At Knossos this form of linear writing, Dr. Evans's Class A, appears to have had a comparatively short vogue. Documents belonging to it are only found in the particular stratum which is connected with Middle Minoan III., and are to be dated, according to Dr. Evans's latest revision of the chronology, not later than 1600 B.C., the period at which Middle Minoan III. closes. In the Late Minoan periods which follow, the linear script of Class A is superseded at Knossos by another form, Class B. In other parts of the island, however, Class A seems to have survived as a general form of writing much longer than at Knossos. At Hagia Triada the very large deposits of linear writing—larger, indeed, than the representation of Class A at Knossos—belong to the First Late Minoan period, and are contemporary with the wonderful work of the steatite vases and the fresco of the hunting-cat; while at Phæstos the final catastrophe of the palace took place at a time when the linear writing of Class A was still in full use.

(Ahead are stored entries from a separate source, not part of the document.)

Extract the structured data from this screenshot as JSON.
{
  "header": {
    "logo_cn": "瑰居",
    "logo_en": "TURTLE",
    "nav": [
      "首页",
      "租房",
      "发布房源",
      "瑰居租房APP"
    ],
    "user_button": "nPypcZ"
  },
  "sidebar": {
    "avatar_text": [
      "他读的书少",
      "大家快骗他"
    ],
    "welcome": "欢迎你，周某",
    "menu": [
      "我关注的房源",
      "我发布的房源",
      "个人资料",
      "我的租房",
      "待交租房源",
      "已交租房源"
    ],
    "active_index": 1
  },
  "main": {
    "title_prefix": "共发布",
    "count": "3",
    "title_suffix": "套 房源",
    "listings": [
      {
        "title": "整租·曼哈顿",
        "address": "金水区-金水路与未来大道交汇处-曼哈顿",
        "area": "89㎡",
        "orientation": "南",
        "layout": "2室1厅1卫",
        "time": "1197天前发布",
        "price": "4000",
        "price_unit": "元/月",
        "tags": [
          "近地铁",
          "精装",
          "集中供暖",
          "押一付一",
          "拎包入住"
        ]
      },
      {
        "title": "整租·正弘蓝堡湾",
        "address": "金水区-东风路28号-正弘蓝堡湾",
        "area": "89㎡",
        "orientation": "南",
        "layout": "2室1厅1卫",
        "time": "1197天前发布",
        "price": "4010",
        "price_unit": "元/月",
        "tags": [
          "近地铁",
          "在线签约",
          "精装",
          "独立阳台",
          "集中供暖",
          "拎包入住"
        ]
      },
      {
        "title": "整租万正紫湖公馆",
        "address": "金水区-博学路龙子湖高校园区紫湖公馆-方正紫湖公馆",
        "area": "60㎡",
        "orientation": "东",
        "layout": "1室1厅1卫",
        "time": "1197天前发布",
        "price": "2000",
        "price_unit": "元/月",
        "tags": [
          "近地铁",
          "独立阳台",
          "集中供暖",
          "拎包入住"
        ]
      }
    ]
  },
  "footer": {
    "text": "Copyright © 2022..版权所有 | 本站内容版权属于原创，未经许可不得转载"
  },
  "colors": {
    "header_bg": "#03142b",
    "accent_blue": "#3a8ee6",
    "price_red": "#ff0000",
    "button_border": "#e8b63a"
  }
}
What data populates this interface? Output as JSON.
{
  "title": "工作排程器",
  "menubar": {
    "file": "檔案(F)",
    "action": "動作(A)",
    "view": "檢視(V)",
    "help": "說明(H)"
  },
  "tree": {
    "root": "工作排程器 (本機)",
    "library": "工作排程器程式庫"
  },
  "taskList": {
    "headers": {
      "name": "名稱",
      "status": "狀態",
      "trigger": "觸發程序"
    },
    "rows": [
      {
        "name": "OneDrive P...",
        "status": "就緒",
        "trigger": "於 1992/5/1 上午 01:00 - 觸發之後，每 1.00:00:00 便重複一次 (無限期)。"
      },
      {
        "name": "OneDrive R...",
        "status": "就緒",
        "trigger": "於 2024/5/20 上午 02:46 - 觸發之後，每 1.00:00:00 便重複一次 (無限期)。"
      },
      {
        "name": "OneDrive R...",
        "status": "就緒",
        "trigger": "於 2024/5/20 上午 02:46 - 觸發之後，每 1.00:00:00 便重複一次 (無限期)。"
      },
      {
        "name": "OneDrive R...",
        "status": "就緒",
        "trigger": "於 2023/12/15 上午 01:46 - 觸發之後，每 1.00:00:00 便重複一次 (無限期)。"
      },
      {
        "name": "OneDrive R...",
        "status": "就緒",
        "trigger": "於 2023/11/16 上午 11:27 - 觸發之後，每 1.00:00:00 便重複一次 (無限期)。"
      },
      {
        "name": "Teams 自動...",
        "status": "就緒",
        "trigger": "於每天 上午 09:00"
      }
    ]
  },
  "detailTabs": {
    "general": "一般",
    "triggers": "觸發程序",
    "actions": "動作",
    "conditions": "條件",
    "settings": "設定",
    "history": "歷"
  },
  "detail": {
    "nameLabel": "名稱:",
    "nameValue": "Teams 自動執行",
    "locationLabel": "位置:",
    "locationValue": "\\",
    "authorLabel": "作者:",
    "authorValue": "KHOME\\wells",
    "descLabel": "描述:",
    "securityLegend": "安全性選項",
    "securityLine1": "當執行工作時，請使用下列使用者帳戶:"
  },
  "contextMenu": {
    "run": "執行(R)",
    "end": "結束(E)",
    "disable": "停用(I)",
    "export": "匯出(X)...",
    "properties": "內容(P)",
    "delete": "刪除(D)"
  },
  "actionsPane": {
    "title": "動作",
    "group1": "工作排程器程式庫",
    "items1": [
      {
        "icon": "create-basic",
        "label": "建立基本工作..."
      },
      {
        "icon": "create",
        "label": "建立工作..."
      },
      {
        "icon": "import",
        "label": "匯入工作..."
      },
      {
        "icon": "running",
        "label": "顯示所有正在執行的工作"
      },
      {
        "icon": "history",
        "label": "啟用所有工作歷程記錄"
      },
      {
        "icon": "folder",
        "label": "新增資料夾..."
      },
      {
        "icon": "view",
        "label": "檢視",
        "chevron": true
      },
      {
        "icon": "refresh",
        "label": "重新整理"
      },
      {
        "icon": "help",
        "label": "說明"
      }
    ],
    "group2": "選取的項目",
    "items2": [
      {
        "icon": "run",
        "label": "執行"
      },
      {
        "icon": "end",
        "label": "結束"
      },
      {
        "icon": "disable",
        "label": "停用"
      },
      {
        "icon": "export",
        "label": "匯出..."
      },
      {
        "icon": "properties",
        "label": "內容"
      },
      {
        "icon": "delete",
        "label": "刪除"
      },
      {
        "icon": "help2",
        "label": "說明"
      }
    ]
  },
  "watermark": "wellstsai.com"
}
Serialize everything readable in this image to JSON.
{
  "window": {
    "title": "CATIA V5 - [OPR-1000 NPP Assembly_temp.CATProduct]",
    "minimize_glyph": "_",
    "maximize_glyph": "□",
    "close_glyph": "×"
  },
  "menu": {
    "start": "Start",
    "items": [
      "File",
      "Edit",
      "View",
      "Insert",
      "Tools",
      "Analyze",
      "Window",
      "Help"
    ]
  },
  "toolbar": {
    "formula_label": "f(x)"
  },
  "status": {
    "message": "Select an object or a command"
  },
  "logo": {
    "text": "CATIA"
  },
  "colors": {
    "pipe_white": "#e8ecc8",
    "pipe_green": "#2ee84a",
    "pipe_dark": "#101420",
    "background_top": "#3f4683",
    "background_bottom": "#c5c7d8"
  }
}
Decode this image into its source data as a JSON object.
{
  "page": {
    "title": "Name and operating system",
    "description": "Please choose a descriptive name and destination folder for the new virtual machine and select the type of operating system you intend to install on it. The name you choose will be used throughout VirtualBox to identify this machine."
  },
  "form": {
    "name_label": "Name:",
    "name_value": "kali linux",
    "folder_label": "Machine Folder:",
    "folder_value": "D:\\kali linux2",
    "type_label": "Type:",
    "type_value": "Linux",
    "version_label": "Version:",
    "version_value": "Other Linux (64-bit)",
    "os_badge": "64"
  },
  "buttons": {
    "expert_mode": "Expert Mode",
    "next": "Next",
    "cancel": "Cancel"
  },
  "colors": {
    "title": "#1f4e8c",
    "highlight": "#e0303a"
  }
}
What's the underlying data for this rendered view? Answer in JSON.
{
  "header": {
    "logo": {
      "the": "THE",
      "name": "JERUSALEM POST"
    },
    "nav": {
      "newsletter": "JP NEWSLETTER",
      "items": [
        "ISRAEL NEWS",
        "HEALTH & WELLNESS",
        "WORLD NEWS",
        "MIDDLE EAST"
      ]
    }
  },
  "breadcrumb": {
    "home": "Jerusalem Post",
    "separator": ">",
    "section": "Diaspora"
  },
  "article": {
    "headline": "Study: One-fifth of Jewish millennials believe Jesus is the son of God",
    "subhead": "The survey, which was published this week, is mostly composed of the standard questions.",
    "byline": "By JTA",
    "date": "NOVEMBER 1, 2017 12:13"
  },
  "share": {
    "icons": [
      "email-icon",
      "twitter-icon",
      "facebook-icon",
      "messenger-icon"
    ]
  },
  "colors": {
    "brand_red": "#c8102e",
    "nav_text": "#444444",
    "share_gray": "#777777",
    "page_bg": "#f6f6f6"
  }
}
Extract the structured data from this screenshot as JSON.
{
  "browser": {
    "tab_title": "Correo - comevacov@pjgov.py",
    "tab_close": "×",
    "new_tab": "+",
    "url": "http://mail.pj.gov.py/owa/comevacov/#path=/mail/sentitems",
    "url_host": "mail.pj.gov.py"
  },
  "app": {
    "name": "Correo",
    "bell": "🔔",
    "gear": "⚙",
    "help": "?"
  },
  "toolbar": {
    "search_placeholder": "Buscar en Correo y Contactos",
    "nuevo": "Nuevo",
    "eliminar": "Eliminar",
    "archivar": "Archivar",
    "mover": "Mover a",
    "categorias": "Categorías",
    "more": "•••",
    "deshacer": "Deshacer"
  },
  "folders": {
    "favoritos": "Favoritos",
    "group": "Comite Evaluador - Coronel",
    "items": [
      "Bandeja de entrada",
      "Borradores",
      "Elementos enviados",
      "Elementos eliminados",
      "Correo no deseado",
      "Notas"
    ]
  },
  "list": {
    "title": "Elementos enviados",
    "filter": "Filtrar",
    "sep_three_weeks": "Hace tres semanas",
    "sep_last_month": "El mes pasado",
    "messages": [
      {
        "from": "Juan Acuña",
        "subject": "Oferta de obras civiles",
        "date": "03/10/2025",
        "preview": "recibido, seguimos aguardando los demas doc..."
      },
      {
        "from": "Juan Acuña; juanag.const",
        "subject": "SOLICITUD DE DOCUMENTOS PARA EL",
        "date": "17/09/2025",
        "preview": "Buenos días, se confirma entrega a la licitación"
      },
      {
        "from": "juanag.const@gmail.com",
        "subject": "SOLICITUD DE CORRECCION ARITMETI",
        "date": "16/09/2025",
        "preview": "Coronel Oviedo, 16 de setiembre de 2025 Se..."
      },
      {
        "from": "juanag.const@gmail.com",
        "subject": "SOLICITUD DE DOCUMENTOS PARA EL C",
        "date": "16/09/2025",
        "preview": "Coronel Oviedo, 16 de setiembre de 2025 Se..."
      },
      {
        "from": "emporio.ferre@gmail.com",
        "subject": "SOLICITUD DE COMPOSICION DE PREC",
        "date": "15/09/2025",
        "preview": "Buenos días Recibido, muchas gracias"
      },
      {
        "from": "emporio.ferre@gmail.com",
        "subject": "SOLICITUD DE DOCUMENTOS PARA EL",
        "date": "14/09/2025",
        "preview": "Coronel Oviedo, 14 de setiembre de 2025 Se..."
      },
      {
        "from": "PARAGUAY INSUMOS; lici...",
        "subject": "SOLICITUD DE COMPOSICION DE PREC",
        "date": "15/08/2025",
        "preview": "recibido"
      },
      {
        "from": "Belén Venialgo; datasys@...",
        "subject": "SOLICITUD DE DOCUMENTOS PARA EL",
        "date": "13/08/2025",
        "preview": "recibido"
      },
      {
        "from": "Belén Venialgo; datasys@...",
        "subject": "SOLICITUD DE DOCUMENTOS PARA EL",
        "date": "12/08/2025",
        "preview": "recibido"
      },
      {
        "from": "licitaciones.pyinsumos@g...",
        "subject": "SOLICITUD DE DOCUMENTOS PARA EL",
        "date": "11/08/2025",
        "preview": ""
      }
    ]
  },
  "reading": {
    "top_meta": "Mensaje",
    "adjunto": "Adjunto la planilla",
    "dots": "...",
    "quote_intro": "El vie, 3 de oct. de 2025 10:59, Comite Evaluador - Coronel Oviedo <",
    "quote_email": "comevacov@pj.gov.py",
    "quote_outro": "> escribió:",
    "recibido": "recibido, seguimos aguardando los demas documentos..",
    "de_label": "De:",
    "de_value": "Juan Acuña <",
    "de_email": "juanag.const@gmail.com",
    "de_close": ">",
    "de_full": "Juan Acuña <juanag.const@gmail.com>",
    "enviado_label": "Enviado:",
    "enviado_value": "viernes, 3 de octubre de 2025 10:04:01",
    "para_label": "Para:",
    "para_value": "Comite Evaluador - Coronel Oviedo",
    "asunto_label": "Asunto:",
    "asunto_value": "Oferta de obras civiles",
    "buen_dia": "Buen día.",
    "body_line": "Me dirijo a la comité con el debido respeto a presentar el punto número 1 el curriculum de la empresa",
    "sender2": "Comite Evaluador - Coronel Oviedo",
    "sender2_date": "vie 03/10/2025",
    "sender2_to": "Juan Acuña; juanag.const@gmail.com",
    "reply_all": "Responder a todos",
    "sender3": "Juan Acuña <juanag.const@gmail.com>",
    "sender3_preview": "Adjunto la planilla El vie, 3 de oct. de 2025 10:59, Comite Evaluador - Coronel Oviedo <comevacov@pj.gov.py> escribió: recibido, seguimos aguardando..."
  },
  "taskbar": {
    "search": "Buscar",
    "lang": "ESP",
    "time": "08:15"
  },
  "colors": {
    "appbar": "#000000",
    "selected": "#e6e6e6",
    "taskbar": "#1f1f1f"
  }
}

At Zakro, Palaikastro, Gournia, and elsewhere, examples of this script have been found, showing that it was prevalent, at all events, throughout Central and Eastern Crete; and in all cases it is associated with remains which belong to the close of Middle Minoan III. and the beginnings of the Late Minoan period. But it would appear that this form of writing was not confined to Crete, but was more widely diffused. Traces of it, or of a script very closely allied with it, have been found at Thera, while at Phylakopi in Melos evidence has come to light of a whole series of marks closely corresponding to the Cretan Class A. This would seem to suggest what in itself is entirely probable, that the language used in Minoan Crete was predominant, or at all events was understood and largely used, throughout the Ægean area. The inscription on the libation table found by Dr. Evans at the Dictæan Cave belongs to this class, and also that upon the similar object found by Mr. Currelly at Palaikastro.